The driver didn't look back. Maybe he couldn't hear her over the rain. Maybe he pretended not to. She stared out the window, Seoul passing in streaks of light, and thought of all the times Y/N had held her together. The nights she'd stayed through panic attacks, the laughter that used to spill so easily between them, the promises whispered in the dark. They had meant it, god, they had meant it. But love, for Jennie, had always come hand in hand with fear, of the spotlight, of the whispers, of losing herself in someone else. So she'd done what she always did. She ran. She built walls. She turned her heart into something neat, controlled, survivable.
The car slowed at a red light. For a moment, everything stilled, the rain, the engine, the world. And in that pause, the truth rose sharp and merciless.
You were good to me.
She almost said it aloud. The words hovered on her lips, too soft for the world, too heavy for the silence.
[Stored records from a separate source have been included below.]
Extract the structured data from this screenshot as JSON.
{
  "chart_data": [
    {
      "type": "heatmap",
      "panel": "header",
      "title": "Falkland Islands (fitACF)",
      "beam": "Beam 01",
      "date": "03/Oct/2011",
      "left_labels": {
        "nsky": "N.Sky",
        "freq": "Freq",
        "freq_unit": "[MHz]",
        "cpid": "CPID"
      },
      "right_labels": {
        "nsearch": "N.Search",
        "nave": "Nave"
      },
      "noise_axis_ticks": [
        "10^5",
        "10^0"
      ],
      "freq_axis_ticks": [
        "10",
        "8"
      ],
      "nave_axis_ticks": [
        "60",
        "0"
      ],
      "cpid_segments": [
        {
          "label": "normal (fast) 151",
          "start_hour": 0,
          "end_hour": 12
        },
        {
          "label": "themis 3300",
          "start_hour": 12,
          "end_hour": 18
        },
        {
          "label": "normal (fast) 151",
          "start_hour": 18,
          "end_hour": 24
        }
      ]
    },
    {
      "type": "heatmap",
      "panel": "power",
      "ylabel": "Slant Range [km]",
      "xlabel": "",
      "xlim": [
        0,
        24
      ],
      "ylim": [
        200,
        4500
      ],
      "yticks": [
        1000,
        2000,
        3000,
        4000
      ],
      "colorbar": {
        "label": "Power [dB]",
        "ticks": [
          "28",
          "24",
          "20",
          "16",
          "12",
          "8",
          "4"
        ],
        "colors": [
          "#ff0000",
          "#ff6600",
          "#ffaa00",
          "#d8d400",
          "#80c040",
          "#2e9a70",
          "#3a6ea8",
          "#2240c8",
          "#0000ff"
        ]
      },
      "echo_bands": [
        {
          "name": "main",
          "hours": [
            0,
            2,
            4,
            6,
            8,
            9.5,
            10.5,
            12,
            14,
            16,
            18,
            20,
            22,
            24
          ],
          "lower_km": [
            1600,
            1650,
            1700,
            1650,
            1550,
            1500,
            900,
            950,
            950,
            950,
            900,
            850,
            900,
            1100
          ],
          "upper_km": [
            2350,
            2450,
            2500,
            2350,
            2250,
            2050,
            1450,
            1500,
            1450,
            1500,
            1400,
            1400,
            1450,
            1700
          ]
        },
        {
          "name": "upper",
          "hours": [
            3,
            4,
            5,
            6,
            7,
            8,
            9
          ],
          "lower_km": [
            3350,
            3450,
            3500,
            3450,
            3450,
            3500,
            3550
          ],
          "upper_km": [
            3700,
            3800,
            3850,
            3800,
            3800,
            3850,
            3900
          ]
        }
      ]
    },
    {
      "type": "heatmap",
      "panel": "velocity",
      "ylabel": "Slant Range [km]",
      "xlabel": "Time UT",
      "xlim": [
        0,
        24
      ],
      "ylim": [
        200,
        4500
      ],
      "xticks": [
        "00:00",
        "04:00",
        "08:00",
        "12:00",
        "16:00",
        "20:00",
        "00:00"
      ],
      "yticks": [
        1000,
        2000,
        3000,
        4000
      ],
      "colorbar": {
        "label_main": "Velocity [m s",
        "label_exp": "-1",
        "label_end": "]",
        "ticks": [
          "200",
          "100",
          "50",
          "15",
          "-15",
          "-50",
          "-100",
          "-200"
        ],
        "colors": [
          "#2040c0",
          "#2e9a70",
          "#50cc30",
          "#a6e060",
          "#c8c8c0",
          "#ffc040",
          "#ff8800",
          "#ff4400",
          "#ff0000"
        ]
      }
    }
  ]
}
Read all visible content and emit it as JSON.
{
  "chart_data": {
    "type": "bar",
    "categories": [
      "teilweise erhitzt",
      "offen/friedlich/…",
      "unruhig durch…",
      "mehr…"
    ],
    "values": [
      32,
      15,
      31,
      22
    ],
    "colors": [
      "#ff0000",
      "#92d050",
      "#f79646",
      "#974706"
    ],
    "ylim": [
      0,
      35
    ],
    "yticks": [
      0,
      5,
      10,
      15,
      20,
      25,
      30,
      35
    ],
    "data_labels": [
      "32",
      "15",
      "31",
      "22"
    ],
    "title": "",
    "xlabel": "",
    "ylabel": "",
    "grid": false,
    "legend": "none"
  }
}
When the light turned green, she wiped her face with the back of her hand, straightened her shoulders, and whispered, "No more."
By the time she reached her apartment, she'd rebuilt the mask.
"Good night," she murmured to the driver, stepping out.
The penthouse was spotless when she entered, too clean, too quiet, every surface gleaming like it was mocking her. She dropped her bag by the couch, kicked off her heels, and headed straight for the kitchen. The first glass of wine went down too fast. The second was slower. By the third, the city had blurred into a mess of light and shadow. Jennie stood barefoot by the window, glass in hand, watching Seoul breathe,alive, endless, indifferent.
She whispered it to the skyline, to herself, to no one.
"She's my soulmate." The words cracked on their way out, barely a breath. "And I have to let her go."
It wasn't bravery. It wasn't strength. It was surrender dressed as survival. Her reflection stared back at her from the glass, mascara smudged, hair falling loose, city lights bleeding into her outline. A woman trying to convince herself that love is something she can outgrow. A woman who knows she's lying. Behind her, the song kept playing in her head, gentle and cruel. Jennie closed her eyes. For a moment, she let herself imagine Y/N's voice saying her name one more time, warm, steady, safe.
Then she opened them again, lifted her glass in a silent toast to the city, and whispered.
"You were too good to me."
The lights flickered against her face like the heartbeat of something she'd already lost.